President Ranil Wickremasinghe as the finace minister has proposed abolishing SVAT for a more formal VAT repayment method.
However, Ceylon Chamber raises concerns over govt.’s capacity to handle refund claims without SVAT saying abolishing SVAT could disrupt cash flow in various industries.
The government’s aim of abolishing SVAT was to improve existing inefficiencies rather than abolishing SVAT.
The Ceylon chamber of commerce emphasised that a decision as impactful as abolishing the SVAT system should not be taken lightly and must be part of a broader, well-thought-out fiscal and economic strategy.
“Given the current economic climate and the potential ramifications on the export industry, we strongly recommend that the government engages in diligent planning, continuous monitoring, and a consultative approach that includes all stakeholders before making such a significant change,” the Ceylon Chamber stressed.
The finance ministry is set to introduce an efficient and proper refunding mechanism consequent to the removal of simplified value added tax (SVAT) system reverting to normal VAT scheme.

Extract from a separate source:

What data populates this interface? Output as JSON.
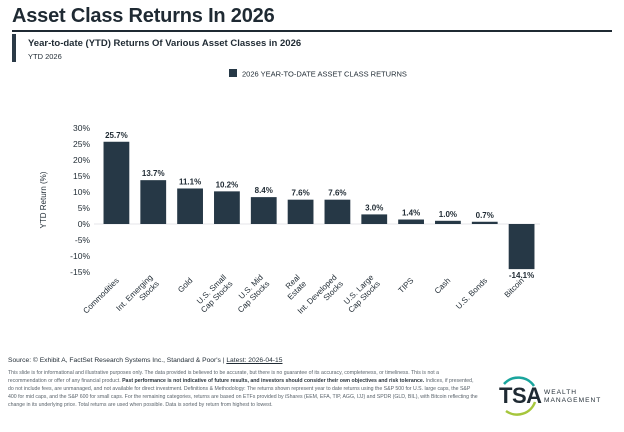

This action has been taken by the ministry to adhere the International Monetary fund (IMF) approved economic reform program, a high ranking treasury official disclosed.
According to tax policy measures stipulated in the program, the fiscal authority is committed to significantly speeding up valid VAT refunds and abolishing the simplified VAT (SVAT) system.
The finance ministry will be revamping the VAT system by removing almost all product specific VAT exemptions, he added.
A resolution pertaining to the Value-Added Tax (VAT) and the Simplified Value-Added Tax (SVAT).will be presented in parliament shortly to revise the provisions applicable to the VAT Act abolishing the SVAT methodology.
Approximately 1.2 percent of the gross domestic product (GDP) from the tax revenue could be increased by reactivating the standard VAT, official document presented to the cabinet indicated.
The Ceylon Chamber pointed out that the move to abolish SVAT comes at a critical time when Sri Lanka has seen a significant dip in exports of over 10 percent in 2023 so far, along with a staggering 19 percent decrease in apparel exports with anticipation for weak external demand to continue.
The existing SVAT system was implemented in 2011 to address long-standing inefficiencies and delays in the VAT refund process managed by the Inland Revenue Department (IRD).
Before SVAT, many exporters were cash-strapped due to delayed VAT refunds—some for up to five or six years.
“Alarmingly, a backlog of long outstanding refunds under the SVAT system itself still remains unaddressed.
This raises questions about the government’s capacity to efficiently handle new refund claims in the absence of the SVAT system, thereby casting doubts over the operational feasibility of the planned move,” the Ceylon Chamber said in a statement.
It pointed out that the elimination of SVAT would immediately affect these exporters and also disrupt cash flow in various downstream industries and suppliers, leading to a ripple effect of financial challenges.